Apple brings in DuckDuckGo

As revealed among Apple’s new products earlier this month, iOS 8 for the iPhone 6 and OS X 10 (Yosemite) for desktop will be adding some additional privacy features to their Safari web browser. In a preview page for Yosemite, Apple includes a blurb that reads: “Safari now gives you more control over your privacy on the web… You can also now search the web using DuckDuckGo, a search engine that doesn’t track you.” You may be asking, what in the world is DuckDuckGo? And you would not be alone.

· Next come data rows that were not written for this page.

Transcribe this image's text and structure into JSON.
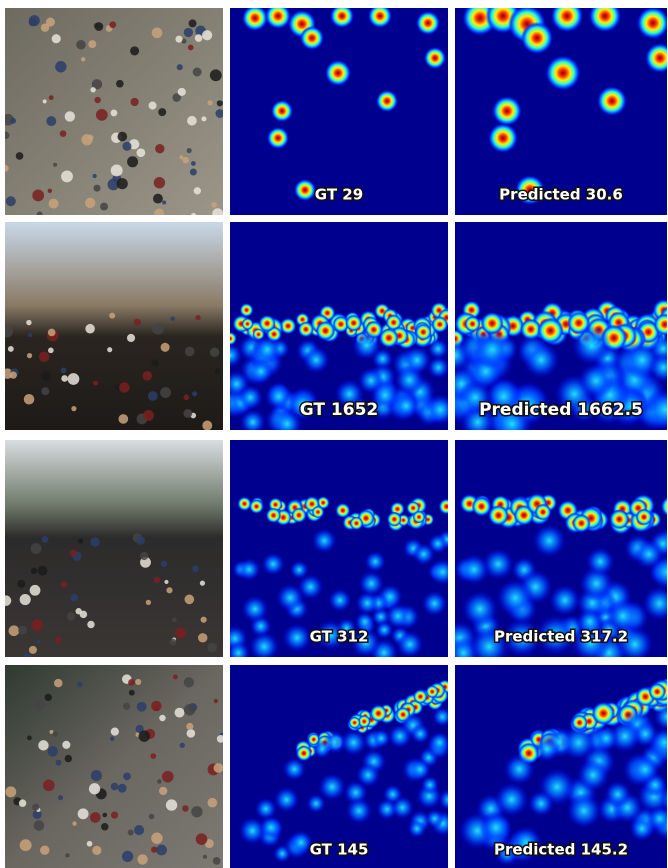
{
  "rows": [
    {
      "gt": "GT 29",
      "predicted": "Predicted 30.6"
    },
    {
      "gt": "GT 1652",
      "predicted": "Predicted 1662.5"
    },
    {
      "gt": "GT 312",
      "predicted": "Predicted 317.2"
    },
    {
      "gt": "GT 145",
      "predicted": "Predicted 145.2"
    }
  ]
}
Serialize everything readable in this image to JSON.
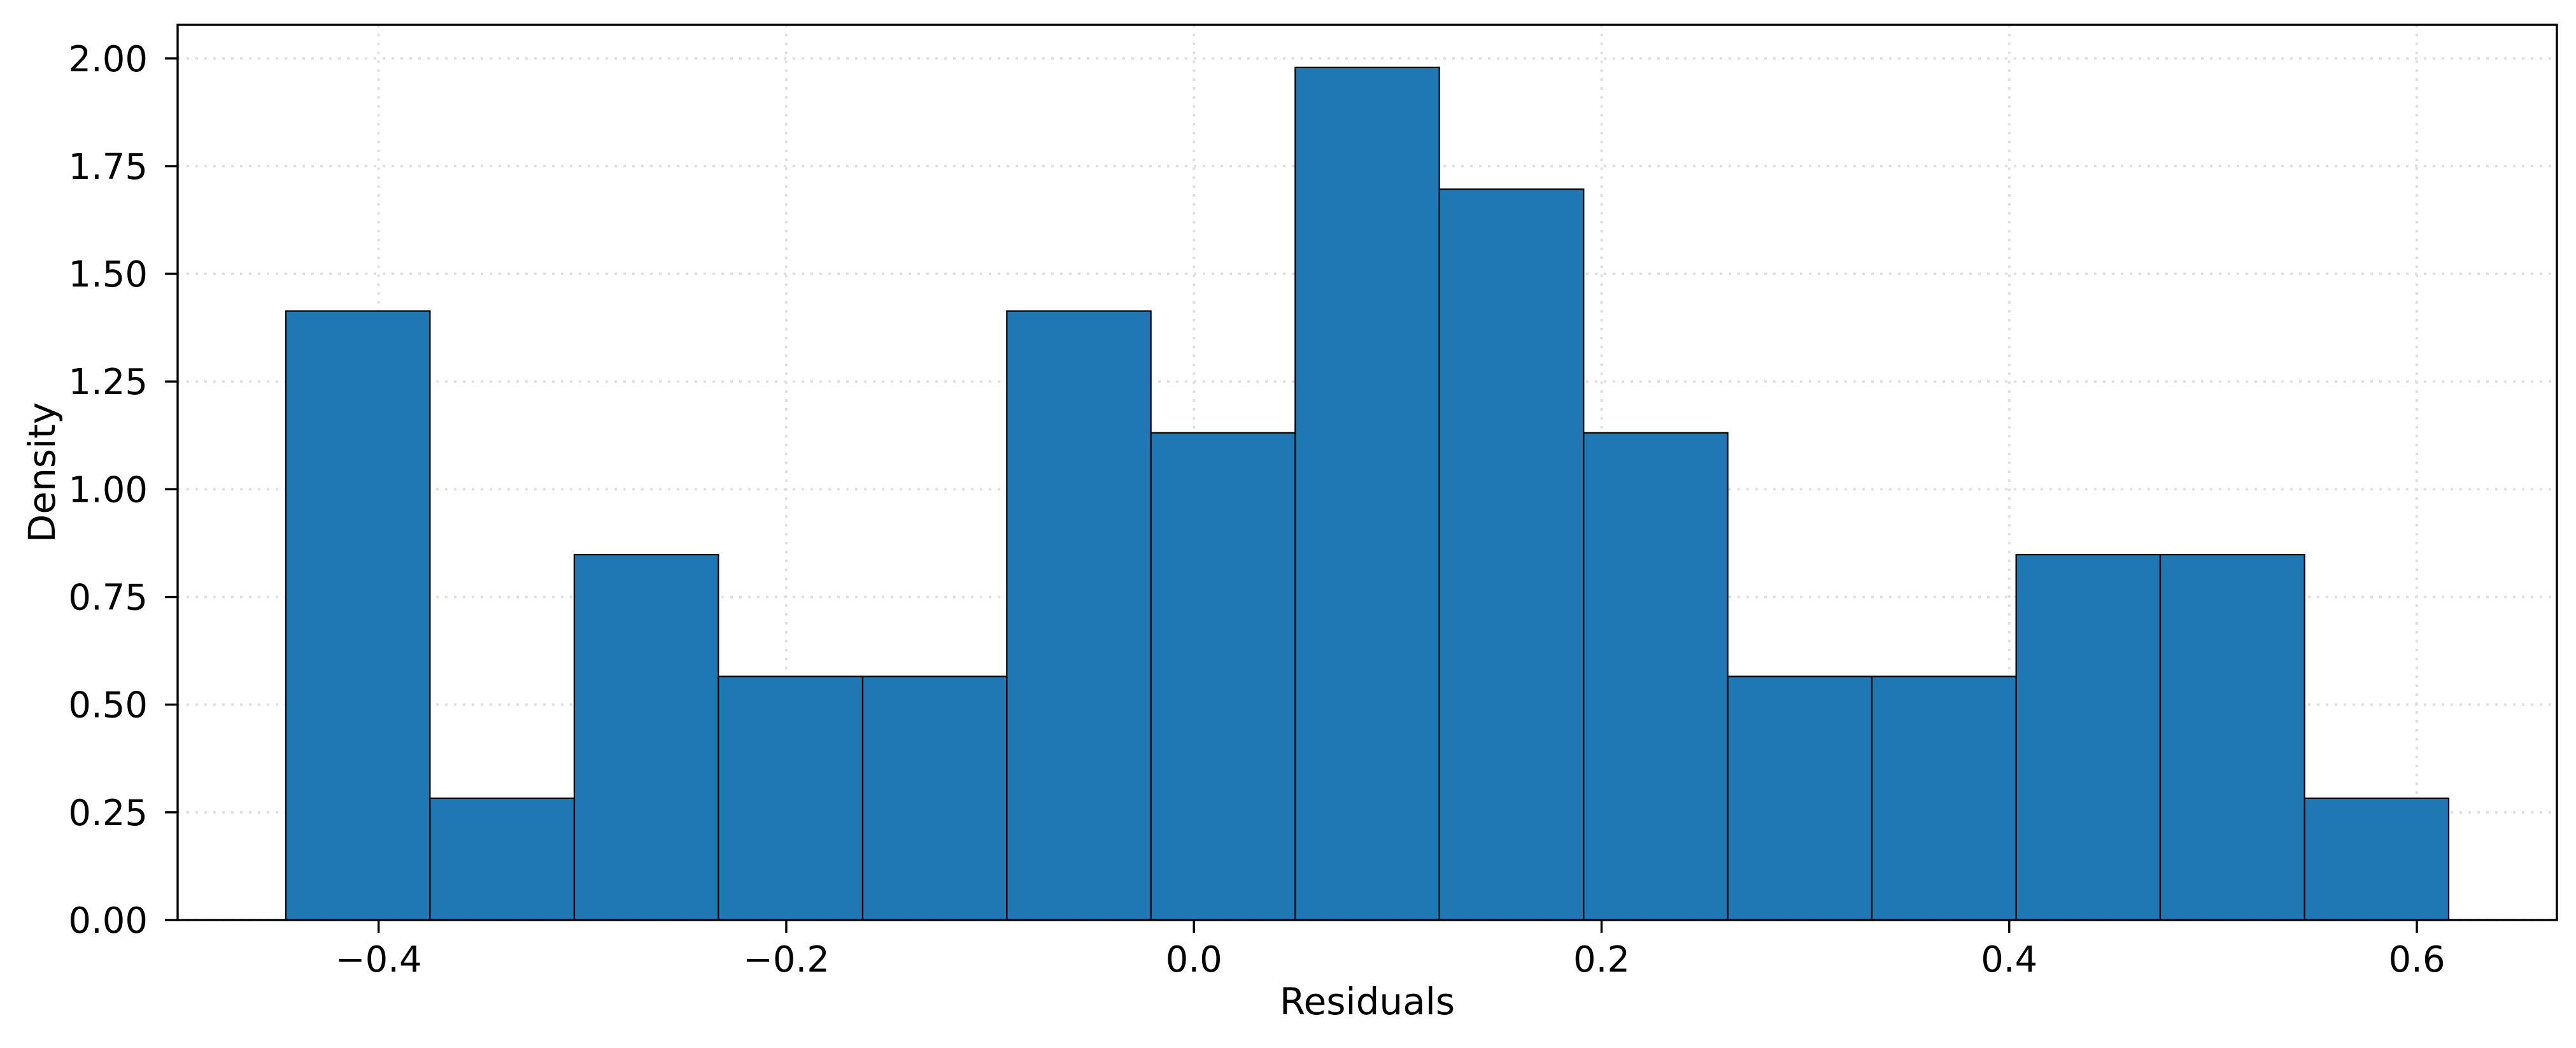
{
  "chart_data": {
    "type": "bar",
    "subtype": "histogram-density",
    "title": "",
    "xlabel": "Residuals",
    "ylabel": "Density",
    "n_samples": 50,
    "bin_edges": [
      -0.4455,
      -0.3748,
      -0.304,
      -0.2333,
      -0.1625,
      -0.0918,
      -0.0211,
      0.0497,
      0.1204,
      0.1912,
      0.2619,
      0.3326,
      0.4034,
      0.4741,
      0.5449,
      0.6156
    ],
    "bin_width": 0.0707,
    "counts": [
      5,
      1,
      3,
      2,
      2,
      5,
      4,
      7,
      6,
      4,
      2,
      2,
      3,
      3,
      1
    ],
    "values": [
      1.4137,
      0.2827,
      0.8482,
      0.5655,
      0.5655,
      1.4137,
      1.131,
      1.9792,
      1.6965,
      1.131,
      0.5655,
      0.5655,
      0.8482,
      0.8482,
      0.2827
    ],
    "xlim": [
      -0.4986,
      0.6687
    ],
    "ylim": [
      0,
      2.078
    ],
    "xticks": {
      "values": [
        -0.4,
        -0.2,
        0.0,
        0.2,
        0.4,
        0.6
      ],
      "labels": [
        "−0.4",
        "−0.2",
        "0.0",
        "0.2",
        "0.4",
        "0.6"
      ]
    },
    "yticks": {
      "values": [
        0,
        0.25,
        0.5,
        0.75,
        1.0,
        1.25,
        1.5,
        1.75,
        2.0
      ],
      "labels": [
        "0.00",
        "0.25",
        "0.50",
        "0.75",
        "1.00",
        "1.25",
        "1.50",
        "1.75",
        "2.00"
      ]
    },
    "colors": {
      "bar_fill": "#1f77b4",
      "bar_edge": "#000000",
      "spine": "#000000",
      "grid": "#e0e0e0",
      "background": "#ffffff"
    },
    "grid": {
      "show": true,
      "style": "dotted",
      "which": "both"
    },
    "legend": null
  }
}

DuckDuckGo is a new search engine that famously touts itself as “the search engine that doesn’t track you.” It goes against the grain of Google and Bing that track their users’ activity to target advertising and to acquire data for their search algorithms. While few Internet users today have heard of it or used it, DuckDuckGo’s numbers are growing and will continue to do so thanks to this publicity from Apple.

Some bloggers are speculating about how DuckDuckGo got its way into Safari’s settings. Becoming integrated into a browser’s settings is a lucrative position. Google currently has a contract to be the default browser on Apple devices through 2015, probably to the tune of $1 billion per year, and surely rakes in a fortune from ads on Apple devices.

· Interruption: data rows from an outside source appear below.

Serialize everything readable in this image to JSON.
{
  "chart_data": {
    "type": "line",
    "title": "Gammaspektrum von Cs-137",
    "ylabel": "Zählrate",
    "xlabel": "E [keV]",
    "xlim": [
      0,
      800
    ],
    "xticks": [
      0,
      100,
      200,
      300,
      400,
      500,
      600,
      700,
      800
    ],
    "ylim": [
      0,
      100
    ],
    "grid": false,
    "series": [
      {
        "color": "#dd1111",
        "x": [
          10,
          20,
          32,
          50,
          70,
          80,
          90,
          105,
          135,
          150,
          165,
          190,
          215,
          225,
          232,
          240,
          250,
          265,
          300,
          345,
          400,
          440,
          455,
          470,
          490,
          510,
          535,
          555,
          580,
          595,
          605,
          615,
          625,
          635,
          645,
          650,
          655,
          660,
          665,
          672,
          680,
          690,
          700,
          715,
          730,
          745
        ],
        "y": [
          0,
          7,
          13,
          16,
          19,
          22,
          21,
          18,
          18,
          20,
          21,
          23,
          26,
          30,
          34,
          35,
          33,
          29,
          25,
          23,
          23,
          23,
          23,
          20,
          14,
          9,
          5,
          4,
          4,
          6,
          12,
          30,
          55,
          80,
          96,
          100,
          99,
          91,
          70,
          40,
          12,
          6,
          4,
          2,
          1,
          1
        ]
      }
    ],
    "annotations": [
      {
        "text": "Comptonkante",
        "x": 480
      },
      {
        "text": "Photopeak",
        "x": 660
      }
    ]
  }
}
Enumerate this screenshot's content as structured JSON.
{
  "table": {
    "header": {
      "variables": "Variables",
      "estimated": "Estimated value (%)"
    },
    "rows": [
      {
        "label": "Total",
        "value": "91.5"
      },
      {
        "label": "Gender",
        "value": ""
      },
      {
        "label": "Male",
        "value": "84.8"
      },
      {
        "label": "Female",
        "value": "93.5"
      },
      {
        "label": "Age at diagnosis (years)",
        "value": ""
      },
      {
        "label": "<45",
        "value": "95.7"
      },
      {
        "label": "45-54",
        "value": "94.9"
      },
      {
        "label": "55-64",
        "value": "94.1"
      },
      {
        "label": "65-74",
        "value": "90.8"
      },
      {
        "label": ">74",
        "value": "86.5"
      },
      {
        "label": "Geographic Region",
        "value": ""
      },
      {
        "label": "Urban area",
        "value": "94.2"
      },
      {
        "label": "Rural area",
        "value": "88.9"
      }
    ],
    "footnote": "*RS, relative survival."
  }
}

So did DuckDuckGo pony up? I doubt it. The way I see it, Apple has other vested interests at play: 1) to situate itself as a privacy-conscious brand, and 2) to eventually promote an alternative to Google, its chief competitor.

Internet privacy is a hot topic in today’s culture, and, largely, a discussion for another time. But it would suffice to say that there is a demand in the American marketplace for tech companies to take a stand for Internet privacy. Neither Apple nor Google nor Microsoft has a stellar reputation in that regard, yet. So among the tech giants, there is still an opportunity to carve out some market share by becoming a champion of Internet privacy. Apple is showing that privacy is a key component of its new operating systems, and lending a hand to DuckDuckGo transfers some of that “privacy capital” from DuckDuckGo to Apple.

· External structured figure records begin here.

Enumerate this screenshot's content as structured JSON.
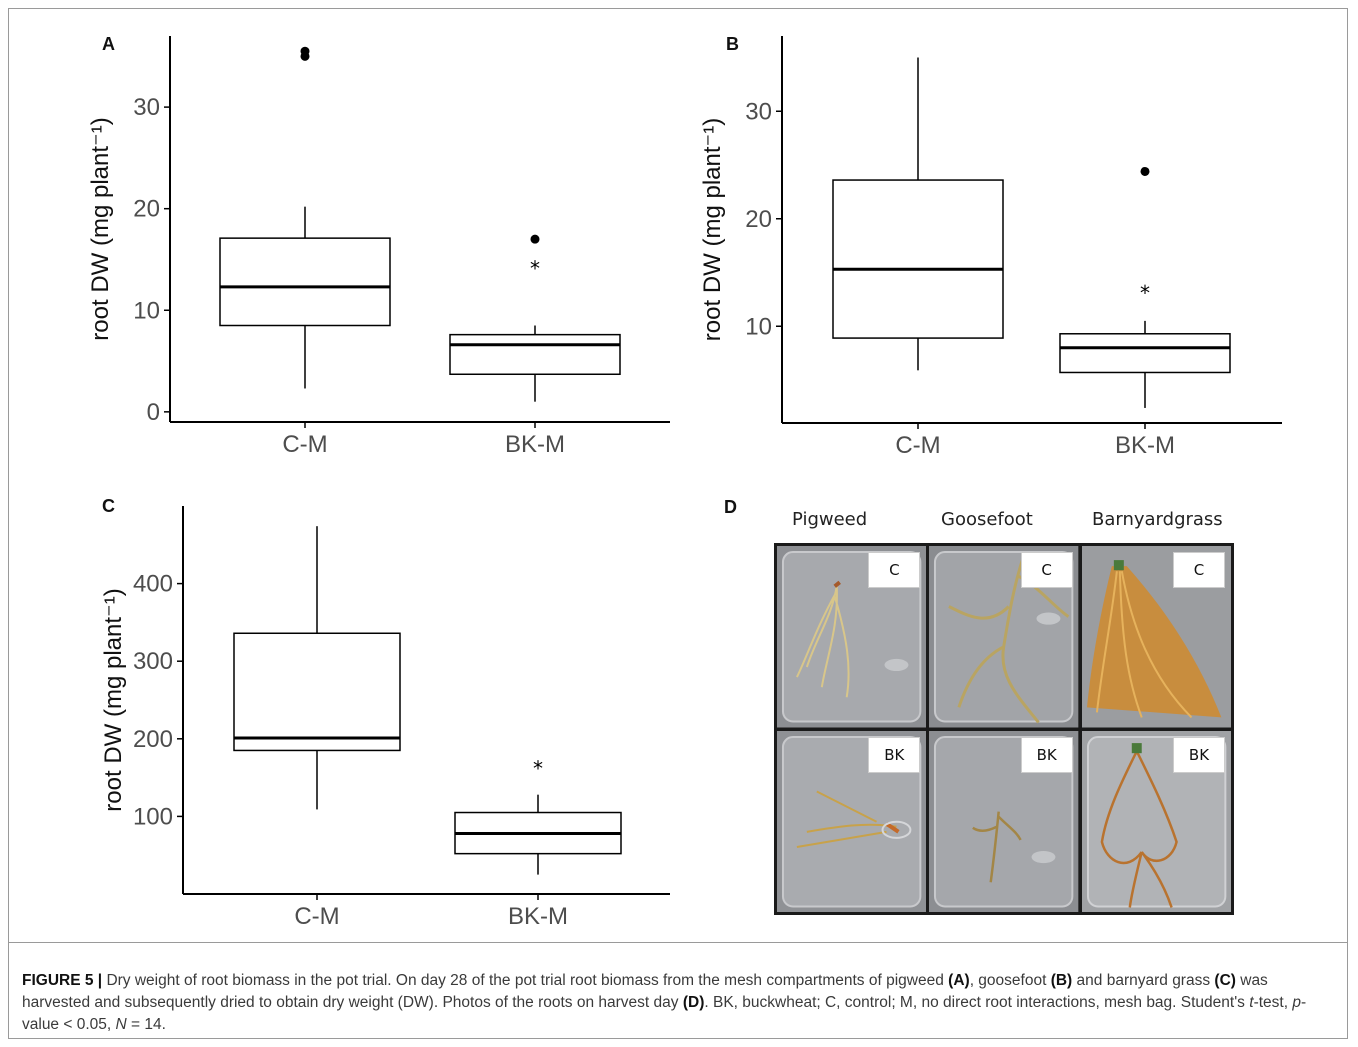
{
  "panels": {
    "A": {
      "label": "A"
    },
    "B": {
      "label": "B"
    },
    "C": {
      "label": "C"
    },
    "D": {
      "label": "D"
    }
  },
  "photo": {
    "label": "D",
    "columns": [
      "Pigweed",
      "Goosefoot",
      "Barnyardgrass"
    ],
    "row_tags": [
      "C",
      "BK"
    ]
  },
  "caption": {
    "figure": "FIGURE 5 |",
    "t1": " Dry weight of root biomass in the pot trial. On day 28 of the pot trial root biomass from the mesh compartments of pigweed ",
    "a": "(A)",
    "t2": ", goosefoot ",
    "b": "(B)",
    "t3": " and barnyard grass ",
    "c": "(C)",
    "t4": " was harvested and subsequently dried to obtain dry weight (DW). Photos of the roots on harvest day ",
    "d": "(D)",
    "t5": ". BK, buckwheat; C, control; M, no direct root interactions, mesh bag. Student's ",
    "ttest": "t",
    "t6": "-test, ",
    "p": "p",
    "t7": "-value < 0.05, ",
    "n": "N",
    "t8": " = 14."
  },
  "colors": {
    "box": "#000000",
    "text": "#4d4d4d",
    "caption_bold": "#111111"
  },
  "chart_data": [
    {
      "id": "A",
      "type": "box",
      "ylabel": "root DW (mg plant⁻¹)",
      "ylim": [
        -1,
        37
      ],
      "yticks": [
        0,
        10,
        20,
        30
      ],
      "categories": [
        "C-M",
        "BK-M"
      ],
      "boxes": [
        {
          "category": "C-M",
          "whisker_low": 2.3,
          "q1": 8.5,
          "median": 12.3,
          "q3": 17.1,
          "whisker_high": 20.2,
          "outliers_dot": [
            35.0,
            35.5
          ],
          "outliers_star": []
        },
        {
          "category": "BK-M",
          "whisker_low": 1.0,
          "q1": 3.7,
          "median": 6.6,
          "q3": 7.6,
          "whisker_high": 8.5,
          "outliers_dot": [
            17.0
          ],
          "outliers_star": [
            14.3
          ]
        }
      ]
    },
    {
      "id": "B",
      "type": "box",
      "ylabel": "root DW (mg plant⁻¹)",
      "ylim": [
        1,
        37
      ],
      "yticks": [
        10,
        20,
        30
      ],
      "categories": [
        "C-M",
        "BK-M"
      ],
      "boxes": [
        {
          "category": "C-M",
          "whisker_low": 5.9,
          "q1": 8.9,
          "median": 15.3,
          "q3": 23.6,
          "whisker_high": 35.0,
          "outliers_dot": [],
          "outliers_star": []
        },
        {
          "category": "BK-M",
          "whisker_low": 2.4,
          "q1": 5.7,
          "median": 8.0,
          "q3": 9.3,
          "whisker_high": 10.5,
          "outliers_dot": [
            24.4
          ],
          "outliers_star": [
            13.3
          ]
        }
      ]
    },
    {
      "id": "C",
      "type": "box",
      "ylabel": "root DW (mg plant⁻¹)",
      "ylim": [
        0,
        500
      ],
      "yticks": [
        100,
        200,
        300,
        400
      ],
      "categories": [
        "C-M",
        "BK-M"
      ],
      "boxes": [
        {
          "category": "C-M",
          "whisker_low": 109,
          "q1": 185,
          "median": 201,
          "q3": 336,
          "whisker_high": 474,
          "outliers_dot": [],
          "outliers_star": []
        },
        {
          "category": "BK-M",
          "whisker_low": 25,
          "q1": 52,
          "median": 78,
          "q3": 105,
          "whisker_high": 128,
          "outliers_dot": [],
          "outliers_star": [
            164
          ]
        }
      ]
    }
  ]
}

And it should be self-evident that Apple has been wanting for some time to stop sending referrals to its primary competitor, Google, as recently evidenced by Apple’s removal of YouTube and Google Maps from iOS. Ever since Google acquired Android back in 2005, Google has virtually been Apple’s sole competition in the smartphone market, and it must pain Apple to send so much business towards Google through Safari’s search queries. Even though Safari users are at liberty to change their settings to another search engine, the only options today are Google, Bing, and Yahoo. Being the only one of today’s three operating system giants to not also offer its own search engine service, Apple is stuck between a rock and a hard place and has to refer its users to a competitor’s search engine, either Google’s or Microsoft’s (Yahoo is intertwined with Microsoft’s Bing).

But things may change now that Apple has taken notice of DuckDuckGo and has added it into Safari’s search engine settings mix. By simply offering DuckDuckGo as a fourth search option, Apple both gives a nod to Internet privacy supporters and opens the door for Safari users to conduct their Web searches without filling the coffers of Google or Microsoft.

When Apple’s contract with Google runs out, could we see Apple set Safari’s default search engine to DuckDuckGo? Would Apple even give DuckDuckGo the coveted “default” status for free, if it would take away some of Google’s competitive edge and give even more credence towards their Internet privacy strategy? I would not be surprised if they decide to do so.

UPDATE: DuckDuckGo has now been blocked in China, presumably over DuckDuckGo’s unwillingness to comply with filtering regulations and/or track the activity of its users. Could this be China’s preparation for the Chinese release of the iPhone 6 coming in early 2015?